Multiple risk factor dependence structures: Copulas and related properties

TL;DR

This paper introduces a new class of copulas called Multiple Risk Factor (MRF) copulas, which are designed to better model dependence structures in risk management by capturing asymmetry and tail dependence while remaining analytically tractable.

Contribution

The paper proposes and analyzes MRF copulas, a novel class that incorporates realistic default risk features and tail dependence, addressing limitations of traditional copulas.

Findings

MRF copulas are non-exchangeable and flexible in modeling tail dependence.

They are analytically tractable despite their complexity.
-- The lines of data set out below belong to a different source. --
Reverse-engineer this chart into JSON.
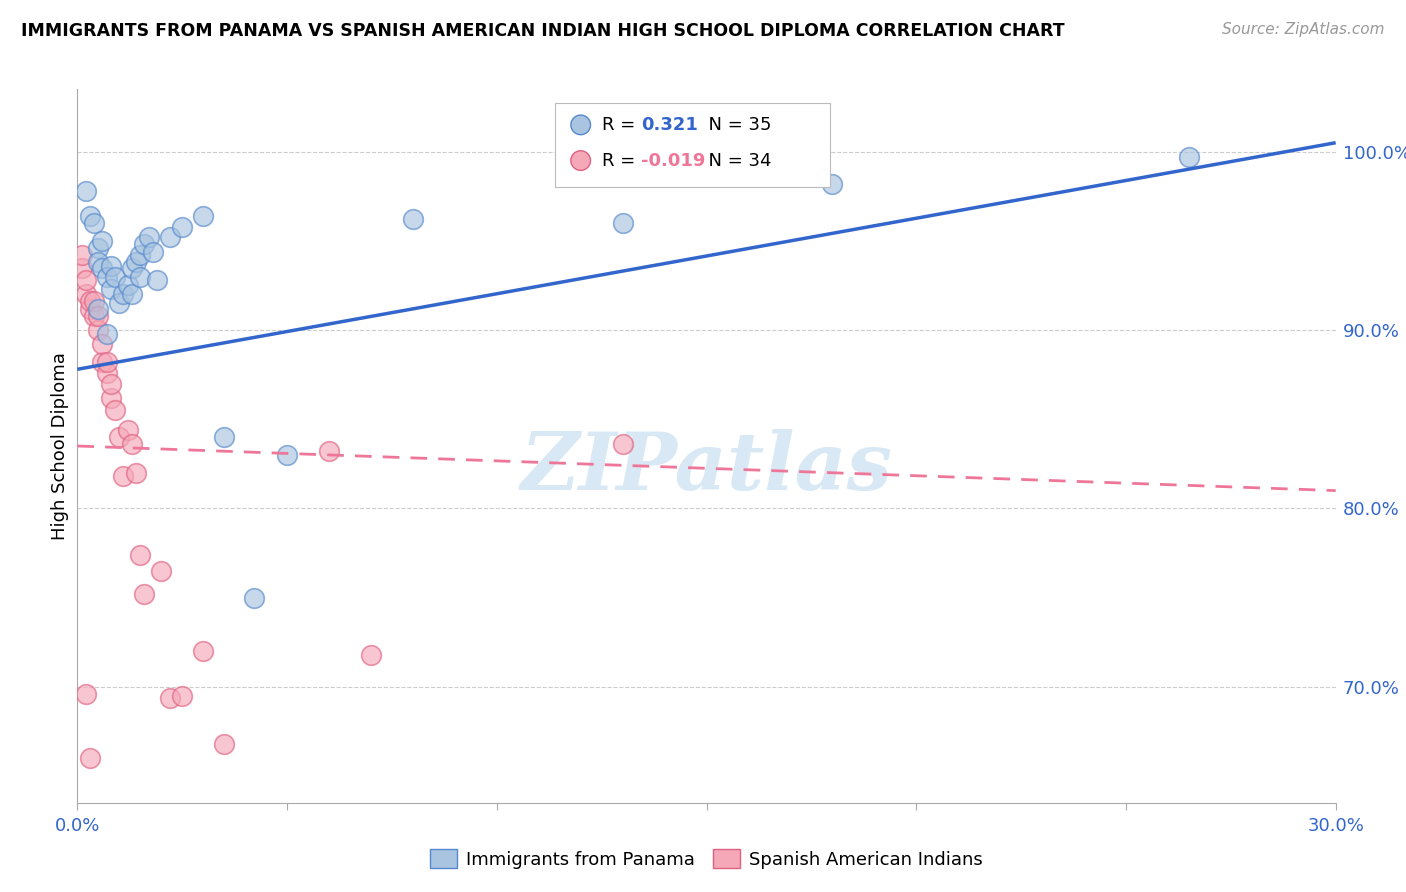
{
  "title": "IMMIGRANTS FROM PANAMA VS SPANISH AMERICAN INDIAN HIGH SCHOOL DIPLOMA CORRELATION CHART",
  "source": "Source: ZipAtlas.com",
  "ylabel": "High School Diploma",
  "xlim": [
    0.0,
    0.3
  ],
  "ylim": [
    0.635,
    1.035
  ],
  "xticks": [
    0.0,
    0.05,
    0.1,
    0.15,
    0.2,
    0.25,
    0.3
  ],
  "xticklabels": [
    "0.0%",
    "",
    "",
    "",
    "",
    "",
    "30.0%"
  ],
  "ytick_positions": [
    0.7,
    0.8,
    0.9,
    1.0
  ],
  "ytick_labels": [
    "70.0%",
    "80.0%",
    "90.0%",
    "100.0%"
  ],
  "legend_r1": "R = ",
  "legend_r1_val": "0.321",
  "legend_n1": "N = 35",
  "legend_r2": "R = ",
  "legend_r2_val": "-0.019",
  "legend_n2": "N = 34",
  "legend_label1": "Immigrants from Panama",
  "legend_label2": "Spanish American Indians",
  "blue_color": "#A8C4E0",
  "pink_color": "#F4A8B8",
  "blue_edge_color": "#5588CC",
  "pink_edge_color": "#E06080",
  "blue_line_color": "#3366CC",
  "pink_line_color": "#EE7799",
  "blue_r_color": "#3366CC",
  "pink_r_color": "#EE7799",
  "watermark_color": "#D8E8F5",
  "blue_scatter_x": [
    0.002,
    0.003,
    0.004,
    0.005,
    0.005,
    0.006,
    0.006,
    0.007,
    0.008,
    0.008,
    0.009,
    0.01,
    0.011,
    0.012,
    0.013,
    0.013,
    0.014,
    0.015,
    0.015,
    0.016,
    0.017,
    0.018,
    0.019,
    0.022,
    0.025,
    0.03,
    0.035,
    0.042,
    0.05,
    0.08,
    0.13,
    0.18,
    0.265,
    0.005,
    0.007
  ],
  "blue_scatter_y": [
    0.978,
    0.964,
    0.96,
    0.946,
    0.938,
    0.935,
    0.95,
    0.93,
    0.923,
    0.936,
    0.93,
    0.915,
    0.92,
    0.925,
    0.92,
    0.935,
    0.938,
    0.93,
    0.942,
    0.948,
    0.952,
    0.944,
    0.928,
    0.952,
    0.958,
    0.964,
    0.84,
    0.75,
    0.83,
    0.962,
    0.96,
    0.982,
    0.997,
    0.912,
    0.898
  ],
  "pink_scatter_x": [
    0.001,
    0.001,
    0.002,
    0.002,
    0.003,
    0.003,
    0.004,
    0.004,
    0.005,
    0.005,
    0.006,
    0.006,
    0.007,
    0.007,
    0.008,
    0.008,
    0.009,
    0.01,
    0.011,
    0.012,
    0.013,
    0.014,
    0.015,
    0.016,
    0.02,
    0.022,
    0.025,
    0.03,
    0.035,
    0.06,
    0.07,
    0.13,
    0.002,
    0.003
  ],
  "pink_scatter_y": [
    0.935,
    0.942,
    0.92,
    0.928,
    0.912,
    0.916,
    0.908,
    0.916,
    0.9,
    0.908,
    0.882,
    0.892,
    0.876,
    0.882,
    0.862,
    0.87,
    0.855,
    0.84,
    0.818,
    0.844,
    0.836,
    0.82,
    0.774,
    0.752,
    0.765,
    0.694,
    0.695,
    0.72,
    0.668,
    0.832,
    0.718,
    0.836,
    0.696,
    0.66
  ],
  "blue_trendline_x": [
    0.0,
    0.3
  ],
  "blue_trendline_y": [
    0.878,
    1.005
  ],
  "pink_trendline_x": [
    0.0,
    0.3
  ],
  "pink_trendline_y": [
    0.835,
    0.81
  ]
}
MRF copulas better fit real-world risk dependence scenarios.

Abstract

Copulas have become an important tool in the modern best practice Enterprise Risk Management, often supplanting other approaches to modelling stochastic dependence. However, choosing the `right' copula is not an easy task, and the temptation to prefer a tractable rather than a meaningful candidate from the encompassing copulas toolbox is strong. The ubiquitous applications of the Gaussian copula is just one illuminating example. Speaking generally, a `good' copula should conform to the problem at hand, allow for asymmetry in the domain of definition and exhibit some extent of tail dependence. In this paper we introduce and study a new class of Multiple Risk Factor (MRF) copula functions, which we show are exactly such. Namely, the MRF copulas (1) arise from a number of meaningful default risk specification with stochastic default barriers, (2) are in general non-exchangeable and (3) possess a variety of tail dependences. That being said, the MRF copulas turn out to be surprisingly tractable analytically.